As it turns out, Trump fits in perfectly as a tech billionaire. Previously not a fan of cryptocurrency, he has adopted the scam as one of his own, going so far as to headline the recent Bitcoin 2024 conference. There, Thiel assured attendees that bitcoin mining would “flourish” under a second Trump term. This vocal support has encouraged the crypto crowd to back the GOP, led by the famous Facebook-losing Winklevoss twins. Truth Social went public so fast thanks to a stock market trick called the SPAC, which was pioneered and promoted by tech vet and gadfly Chamath Palihapitiya, who has also lined up behind Trump.
To find common purpose with tech oligarchs, Trump didn’t have to learn the difference between silicon and silicone. Though the industry leaders like to portray themselves as a bunch of science geniuses, they’re just as likely to be Trump-style flimflams.
One of the nominee’s key tech supporters, Sacks, invested in a digital health startup named Done Global, whose executives have been charged with operating a glorified Adderall pill mill.
Trump’s interactions with overseas authoritarians and oligarchs have not alienated him. Silicon Valley standout Sam Altman has been attempting to raise trillions of dollars in Gulf oil money for his latest project, following the hype from the money-losing OpenAI – a plan reminiscent of Trump.
Even if Trump becomes the first tech billionaire president, with a venture capitalist as his running mate, he would not be the first conservative figure with strong ties and backing in the Bay Area.
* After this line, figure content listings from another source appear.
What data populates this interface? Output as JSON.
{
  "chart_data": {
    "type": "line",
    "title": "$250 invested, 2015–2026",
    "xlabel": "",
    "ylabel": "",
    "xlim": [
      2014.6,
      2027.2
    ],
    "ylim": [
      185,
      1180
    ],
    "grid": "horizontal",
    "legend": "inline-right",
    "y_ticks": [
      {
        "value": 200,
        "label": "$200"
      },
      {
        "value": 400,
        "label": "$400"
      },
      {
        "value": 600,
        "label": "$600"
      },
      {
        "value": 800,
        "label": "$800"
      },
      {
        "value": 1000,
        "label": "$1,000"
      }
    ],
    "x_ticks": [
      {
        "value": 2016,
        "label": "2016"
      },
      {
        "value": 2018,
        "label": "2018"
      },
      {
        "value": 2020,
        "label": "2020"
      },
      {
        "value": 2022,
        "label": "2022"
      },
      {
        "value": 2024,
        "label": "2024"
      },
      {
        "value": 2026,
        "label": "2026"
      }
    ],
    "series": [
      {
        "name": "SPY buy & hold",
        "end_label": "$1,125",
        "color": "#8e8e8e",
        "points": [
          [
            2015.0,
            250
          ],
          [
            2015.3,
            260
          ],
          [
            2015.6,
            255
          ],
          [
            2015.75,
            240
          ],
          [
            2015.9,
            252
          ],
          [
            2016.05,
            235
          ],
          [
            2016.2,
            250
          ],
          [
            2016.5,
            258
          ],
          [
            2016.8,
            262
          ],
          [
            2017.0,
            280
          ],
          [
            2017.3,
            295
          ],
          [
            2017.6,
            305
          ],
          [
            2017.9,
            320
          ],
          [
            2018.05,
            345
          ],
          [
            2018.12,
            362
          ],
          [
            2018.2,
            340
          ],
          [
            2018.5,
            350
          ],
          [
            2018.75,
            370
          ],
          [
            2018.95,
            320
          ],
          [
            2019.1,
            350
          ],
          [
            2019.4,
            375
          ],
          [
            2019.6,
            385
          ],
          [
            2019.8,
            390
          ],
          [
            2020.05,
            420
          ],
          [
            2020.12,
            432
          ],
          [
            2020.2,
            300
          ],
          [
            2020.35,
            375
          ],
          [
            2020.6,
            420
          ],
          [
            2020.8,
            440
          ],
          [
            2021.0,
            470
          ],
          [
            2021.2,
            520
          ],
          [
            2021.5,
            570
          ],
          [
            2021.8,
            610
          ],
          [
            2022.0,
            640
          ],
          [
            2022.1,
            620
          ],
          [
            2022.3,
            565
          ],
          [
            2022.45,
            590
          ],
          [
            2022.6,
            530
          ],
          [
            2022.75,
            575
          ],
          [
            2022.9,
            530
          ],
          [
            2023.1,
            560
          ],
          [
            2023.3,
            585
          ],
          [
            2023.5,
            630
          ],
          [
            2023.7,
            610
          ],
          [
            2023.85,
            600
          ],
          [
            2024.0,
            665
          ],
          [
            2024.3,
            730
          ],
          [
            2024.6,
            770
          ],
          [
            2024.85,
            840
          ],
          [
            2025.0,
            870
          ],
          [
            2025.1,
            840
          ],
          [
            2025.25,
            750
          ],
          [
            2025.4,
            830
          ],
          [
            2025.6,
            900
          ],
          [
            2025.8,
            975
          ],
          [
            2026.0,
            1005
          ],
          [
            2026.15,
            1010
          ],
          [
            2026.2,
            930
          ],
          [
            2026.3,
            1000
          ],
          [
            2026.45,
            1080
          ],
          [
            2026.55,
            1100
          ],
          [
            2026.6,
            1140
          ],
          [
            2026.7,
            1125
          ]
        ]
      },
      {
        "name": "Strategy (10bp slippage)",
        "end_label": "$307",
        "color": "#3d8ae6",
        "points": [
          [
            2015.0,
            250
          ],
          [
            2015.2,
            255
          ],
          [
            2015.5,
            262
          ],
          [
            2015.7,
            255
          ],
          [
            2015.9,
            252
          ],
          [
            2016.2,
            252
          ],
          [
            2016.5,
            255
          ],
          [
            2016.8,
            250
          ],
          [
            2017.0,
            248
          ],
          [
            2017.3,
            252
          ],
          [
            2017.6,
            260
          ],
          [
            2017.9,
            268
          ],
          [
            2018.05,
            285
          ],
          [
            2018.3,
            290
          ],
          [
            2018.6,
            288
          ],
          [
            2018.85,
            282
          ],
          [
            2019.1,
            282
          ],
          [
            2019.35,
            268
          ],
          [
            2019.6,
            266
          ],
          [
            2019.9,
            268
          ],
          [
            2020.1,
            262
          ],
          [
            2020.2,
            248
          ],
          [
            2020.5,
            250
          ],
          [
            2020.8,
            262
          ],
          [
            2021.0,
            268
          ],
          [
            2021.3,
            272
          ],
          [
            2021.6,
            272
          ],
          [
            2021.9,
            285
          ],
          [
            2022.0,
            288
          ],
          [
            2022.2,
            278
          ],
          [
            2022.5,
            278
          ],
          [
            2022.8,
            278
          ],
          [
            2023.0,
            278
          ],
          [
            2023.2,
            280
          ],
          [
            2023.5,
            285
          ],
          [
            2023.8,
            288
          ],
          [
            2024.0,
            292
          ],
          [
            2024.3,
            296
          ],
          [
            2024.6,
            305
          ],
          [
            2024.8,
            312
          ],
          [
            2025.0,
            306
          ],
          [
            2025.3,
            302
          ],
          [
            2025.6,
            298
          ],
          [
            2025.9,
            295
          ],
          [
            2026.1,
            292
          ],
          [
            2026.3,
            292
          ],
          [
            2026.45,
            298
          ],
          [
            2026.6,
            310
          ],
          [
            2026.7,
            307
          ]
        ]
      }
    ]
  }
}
The first U.S. president from Santa Clara Valley, elected in 1928, played a significant role in transforming Stanford University into a powerhouse of American conservatism. Herbert Hoover, a successful mining engineer, utilized his Stanford connections to implement a pro-business agenda during his time as president. He later established the Hoover Institution on Stanford’s campus, which remains a stronghold of far-right ideology.
Stanford has a history of producing prominent engineers involved in both industry and conservative politics. Figures like David Packard and William Shockley Jr. have left a mark on the intersection of technology and conservatism in the region.
The legacy of conservative influence in Silicon Valley extends beyond individuals like Hoover. The connections between tech leaders in the region and the conservative movement have persisted over the years, shaping political and economic landscapes.
Ronald Reagan, George W. Bush, and other Republican leaders have looked to Silicon Valley for support and leadership, tapping into the expertise and influence of figures associated with the Hoover Institution and the Bay Area business community.
While tech employees may lean towards supporting Democrats, the industry’s leadership has often aligned with conservative principles, viewing government involvement as beneficial when it serves their interests.
The tech industry in Silicon Valley has a long history of intertwining private economic interests with political philosophy, advocating for a government that prioritizes their needs. Trump’s alignment with tech leaders reflects his embrace of a sector led by individuals with right-wing ideologies and questionable reputations. As prominent as Thiel, Musk, Altman, or any other figure in Silicon Valley, Trump serves as the region’s representative – regardless of whether he has ever operated a computer.